As customers were scrabbling to build out platforms for all these new services, and platforms scaled infrastructure, one thing became increasingly clear - the lines between real-time and broadcast video are becoming increasingly blurred. Consumers of video APIs and services don't want to care about the underlying technologies that back them, and in a year where LL-HLS finally became a reality, what does this mean for the ecosystem in 2021?

My prediction for 2021 is that we'll start to see more of the industry offering hybrid experiences which are capable of transitioning between traditional technologies like HLS and DASH, to their low-latency variants, **but also** onto real-time infrastructure, such as WebRTC, much more dynamically, and seamlessly than is possible today. This is not only to allow for a larger range of target latencies and use cases, but also to protect infrastructure and manage costs for unpredictable live streaming workloads.

Context

HLS and DASH are adaptive video streams. Adaptive means: if you're internet is good/bad, then your visual video quality is good/bad. LL-HLS is an extension to HLS which makes it possible to reduce its latency beyond what was previously possible. (Meaning: the live stream you're watching is closer to the actual live point.)

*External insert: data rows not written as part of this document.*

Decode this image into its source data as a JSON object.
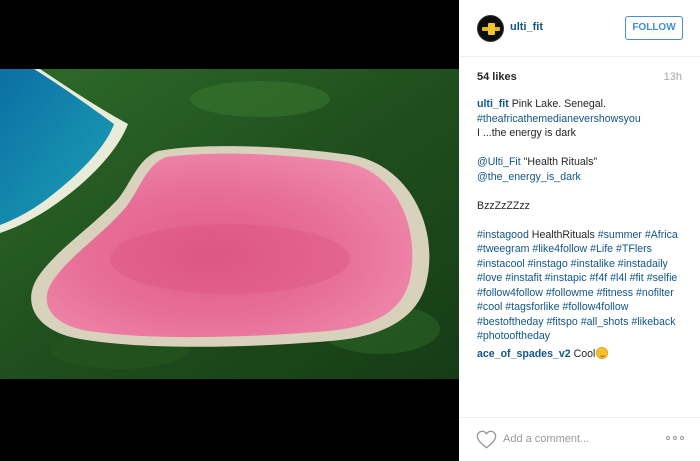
{
  "post": {
    "username": "ulti_fit",
    "follow_label": "FOLLOW",
    "likes": "54 likes",
    "time_ago": "13h",
    "caption": {
      "username": "ulti_fit",
      "line1": "Pink Lake. Senegal.",
      "line2": "#theafricathemedianevershowsyou",
      "line3": "I ...the energy is dark",
      "line4_mention": "@Ulti_Fit",
      "line4_text": "\"Health Rituals\"",
      "line5": "@the_energy_is_dark",
      "line6": "BzzZzZZzz",
      "tags": [
        [
          {
            "t": "#instagood",
            "tag": true
          },
          {
            "t": " HealthRituals ",
            "tag": false
          },
          {
            "t": "#summer",
            "tag": true
          },
          {
            "t": " ",
            "tag": false
          },
          {
            "t": "#Africa",
            "tag": true
          }
        ],
        [
          {
            "t": "#tweegram",
            "tag": true
          },
          {
            "t": " ",
            "tag": false
          },
          {
            "t": "#like4follow",
            "tag": true
          },
          {
            "t": " ",
            "tag": false
          },
          {
            "t": "#Life",
            "tag": true
          },
          {
            "t": " ",
            "tag": false
          },
          {
            "t": "#TFlers",
            "tag": true
          }
        ],
        [
          {
            "t": "#instacool",
            "tag": true
          },
          {
            "t": " ",
            "tag": false
          },
          {
            "t": "#instago",
            "tag": true
          },
          {
            "t": " ",
            "tag": false
          },
          {
            "t": "#instalike",
            "tag": true
          },
          {
            "t": " ",
            "tag": false
          },
          {
            "t": "#instadaily",
            "tag": true
          }
        ],
        [
          {
            "t": "#love",
            "tag": true
          },
          {
            "t": " ",
            "tag": false
          },
          {
            "t": "#instafit",
            "tag": true
          },
          {
            "t": " ",
            "tag": false
          },
          {
            "t": "#instapic",
            "tag": true
          },
          {
            "t": " ",
            "tag": false
          },
          {
            "t": "#f4f",
            "tag": true
          },
          {
            "t": " ",
            "tag": false
          },
          {
            "t": "#l4l",
            "tag": true
          },
          {
            "t": " ",
            "tag": false
          },
          {
            "t": "#fit",
            "tag": true
          },
          {
            "t": " ",
            "tag": false
          },
          {
            "t": "#selfie",
            "tag": true
          }
        ],
        [
          {
            "t": "#follow4follow",
            "tag": true
          },
          {
            "t": " ",
            "tag": false
          },
          {
            "t": "#followme",
            "tag": true
          },
          {
            "t": " ",
            "tag": false
          },
          {
            "t": "#fitness",
            "tag": true
          },
          {
            "t": " ",
            "tag": false
          },
          {
            "t": "#nofilter",
            "tag": true
          }
        ],
        [
          {
            "t": "#cool",
            "tag": true
          },
          {
            "t": " ",
            "tag": false
          },
          {
            "t": "#tagsforlike",
            "tag": true
          },
          {
            "t": " ",
            "tag": false
          },
          {
            "t": "#follow4follow",
            "tag": true
          }
        ],
        [
          {
            "t": "#bestoftheday",
            "tag": true
          },
          {
            "t": " ",
            "tag": false
          },
          {
            "t": "#fitspo",
            "tag": true
          },
          {
            "t": " ",
            "tag": false
          },
          {
            "t": "#all_shots",
            "tag": true
          },
          {
            "t": " ",
            "tag": false
          },
          {
            "t": "#likeback",
            "tag": true
          }
        ],
        [
          {
            "t": "#photooftheday",
            "tag": true
          }
        ]
      ]
    },
    "comments": [
      {
        "username": "ace_of_spades_v2",
        "text": "Cool",
        "emoji": "smiling-face-emoji"
      }
    ],
    "comment_placeholder": "Add a comment...",
    "icons": {
      "heart": "heart-icon",
      "more": "more-options-icon"
    },
    "colors": {
      "link": "#125688",
      "follow": "#3e8ed0",
      "lake": "#e56a94"
    }
  }
}
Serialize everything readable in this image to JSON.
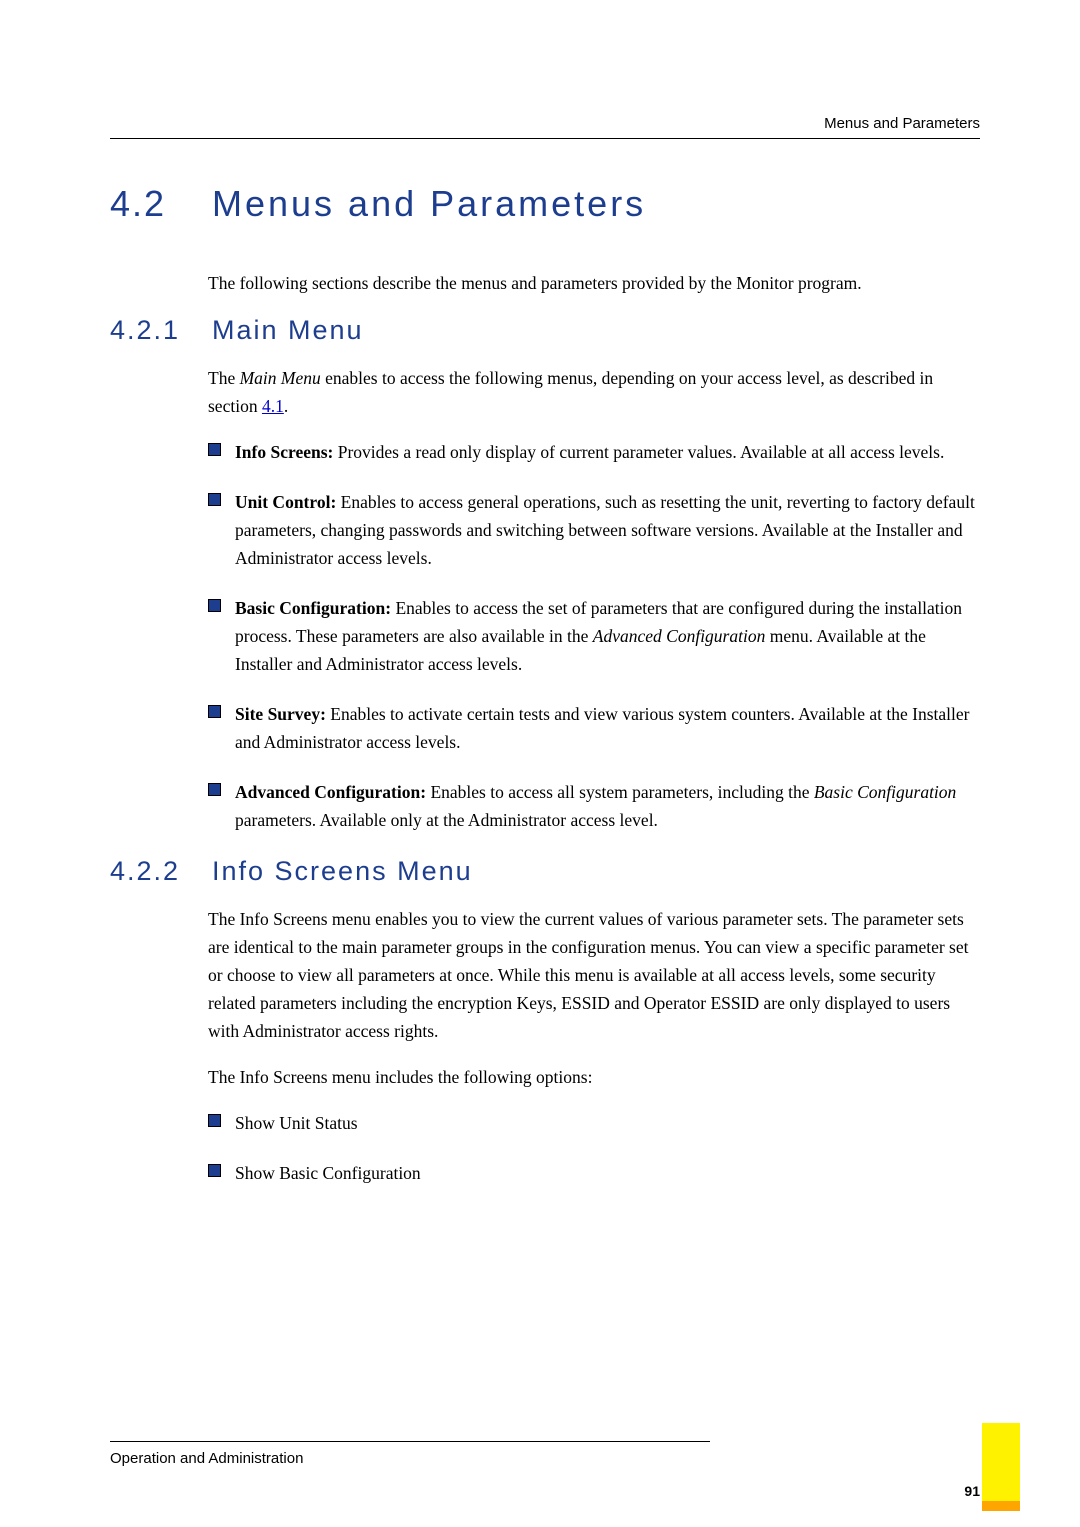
{
  "header": {
    "running_head": "Menus and Parameters"
  },
  "h1": {
    "number": "4.2",
    "title": "Menus and Parameters"
  },
  "intro": "The following sections describe the menus and parameters provided by the Monitor program.",
  "s421": {
    "number": "4.2.1",
    "title": "Main Menu",
    "p1_a": "The ",
    "p1_b": "Main Menu",
    "p1_c": " enables to access the following menus, depending on your access level, as described in section ",
    "p1_link": "4.1",
    "p1_d": ".",
    "bullets": {
      "b1_label": "Info Screens:",
      "b1_text": " Provides a read only display of current parameter values. Available at all access levels.",
      "b2_label": "Unit Control:",
      "b2_text": " Enables to access general operations, such as resetting the unit, reverting to factory default parameters, changing passwords and switching between software versions. Available at the Installer and Administrator access levels.",
      "b3_label": "Basic Configuration:",
      "b3_text_a": " Enables to access the set of parameters that are configured during the installation process. These parameters are also available in the ",
      "b3_text_i": "Advanced Configuration",
      "b3_text_b": " menu. Available at the Installer and Administrator access levels.",
      "b4_label": "Site Survey:",
      "b4_text": " Enables to activate certain tests and view various system counters. Available at the Installer and Administrator access levels.",
      "b5_label": "Advanced Configuration:",
      "b5_text_a": " Enables to access all system parameters, including the ",
      "b5_text_i": "Basic Configuration",
      "b5_text_b": " parameters. Available only at the Administrator access level."
    }
  },
  "s422": {
    "number": "4.2.2",
    "title": "Info Screens Menu",
    "p1": "The Info Screens menu enables you to view the current values of various parameter sets. The parameter sets are identical to the main parameter groups in the configuration menus. You can view a specific parameter set or choose to view all parameters at once. While this menu is available at all access levels, some security related parameters including the encryption Keys, ESSID and Operator ESSID are only displayed to users with Administrator access rights.",
    "p2": "The Info Screens menu includes the following options:",
    "bullets": {
      "b1": "Show Unit Status",
      "b2": "Show Basic Configuration"
    }
  },
  "footer": {
    "left": "Operation and Administration",
    "page": "91"
  }
}
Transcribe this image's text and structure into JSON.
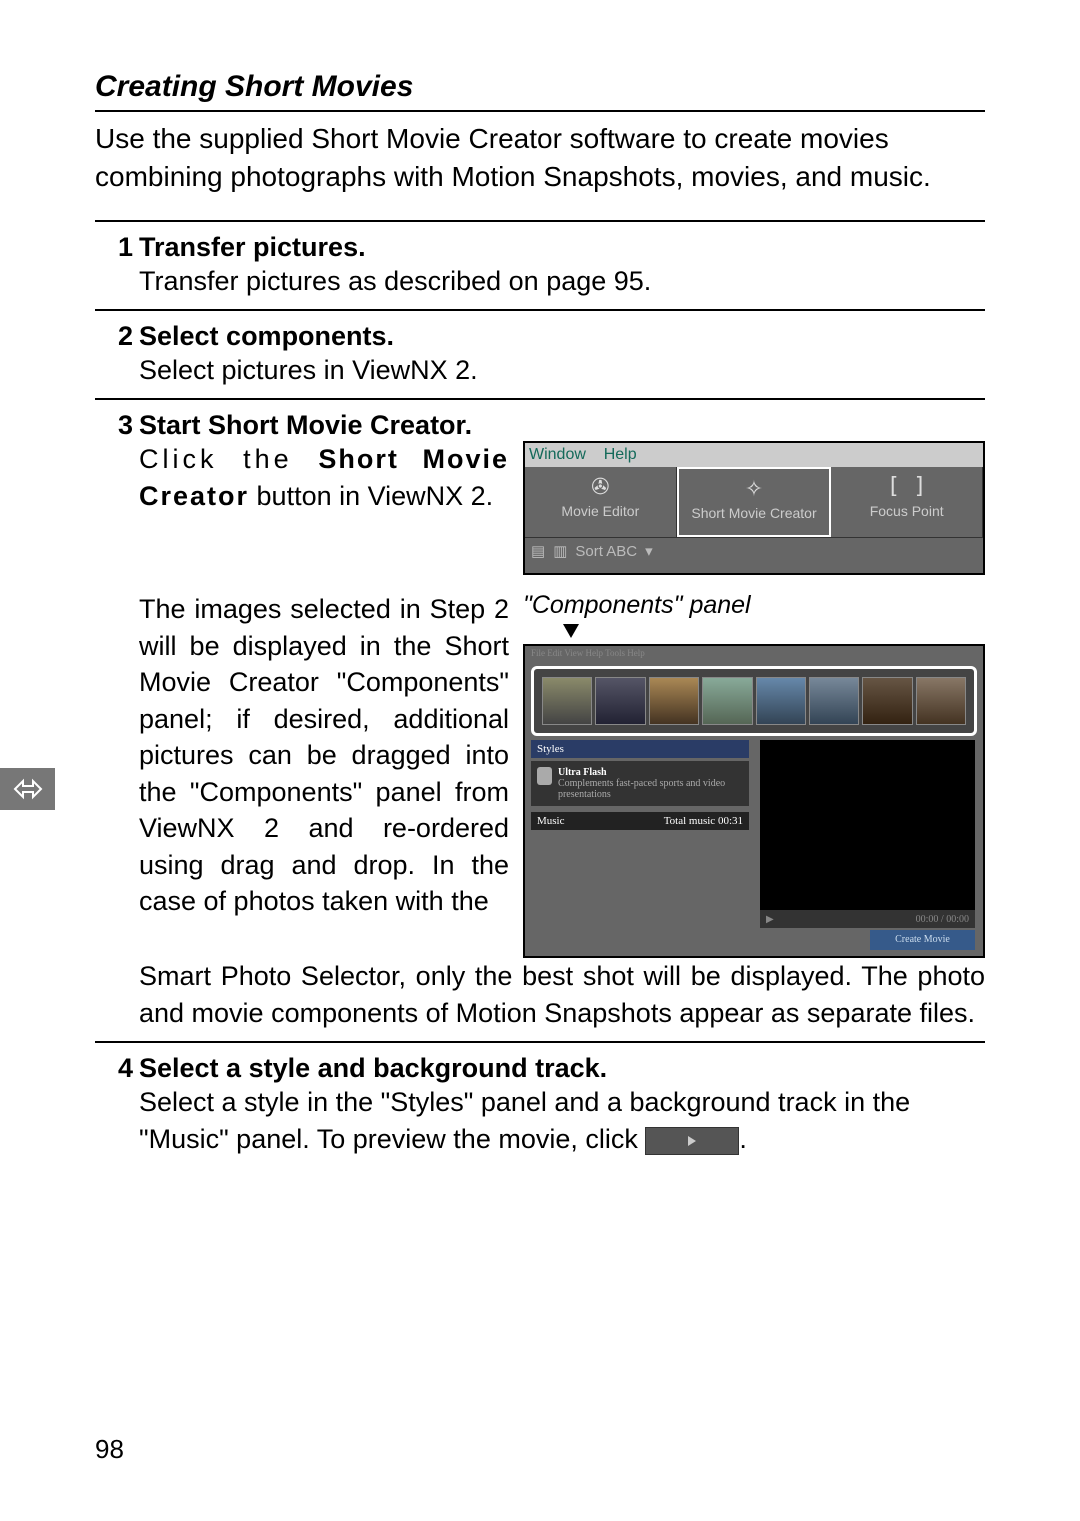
{
  "section_title": "Creating Short Movies",
  "intro": "Use the supplied Short Movie Creator software to create movies combining photographs with Motion Snapshots, movies, and music.",
  "steps": {
    "s1": {
      "num": "1",
      "title": "Transfer pictures.",
      "body": "Transfer pictures as described on page 95."
    },
    "s2": {
      "num": "2",
      "title": "Select components.",
      "body": "Select pictures in ViewNX 2."
    },
    "s3": {
      "num": "3",
      "title": "Start Short Movie Creator.",
      "body_a_prefix": "Click the ",
      "body_a_bold": "Short Movie Creator",
      "body_a_suffix": " button in ViewNX 2.",
      "body_b": "The images selected in Step 2 will be displayed in the Short Movie Creator \"Components\" panel; if desired, additional pictures can be dragged into the \"Components\" panel from ViewNX 2 and re-ordered using drag and drop. In the case of photos taken with the",
      "body_c": "Smart Photo Selector, only the best shot will be displayed. The photo and movie components of Motion Snapshots appear as separate files."
    },
    "s4": {
      "num": "4",
      "title": "Select a style and background track.",
      "body_prefix": "Select a style in the \"Styles\" panel and a background track in the \"Music\" panel. To preview the movie, click ",
      "body_suffix": "."
    }
  },
  "toolbar": {
    "menu_window": "Window",
    "menu_help": "Help",
    "btn1": "Movie Editor",
    "btn2": "Short Movie Creator",
    "btn3": "Focus Point",
    "sort": "Sort ABC"
  },
  "panel_caption": "\"Components\" panel",
  "panel": {
    "styles_label": "Styles",
    "style_name": "Ultra Flash",
    "style_desc": "Complements fast-paced sports and video presentations",
    "music_label": "Music",
    "music_info": "Total music  00:31",
    "timecode": "00:00 / 00:00",
    "create_btn": "Create Movie"
  },
  "page_number": "98"
}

WebRTC is a different type of stream. (Wowza compares LL-HLS versus WebRTC if you want to explore this topic!)

My take

Consumers don't care about the tech; the product just needs to work well. And, as an app developer: the less complexity, the better. A good API is a simple API.

What Phil's hoping for is quite ambitious though, but I think I get the vision.

  • As an app developer, you shouldn't have to care about HLS, WebRTC, or any of the boring stuff.
  • Instead, as an app developer, embedding a video should be as simple as embedding an image, and your "video streaming stack" should decide what to show – and care about the boring stuff.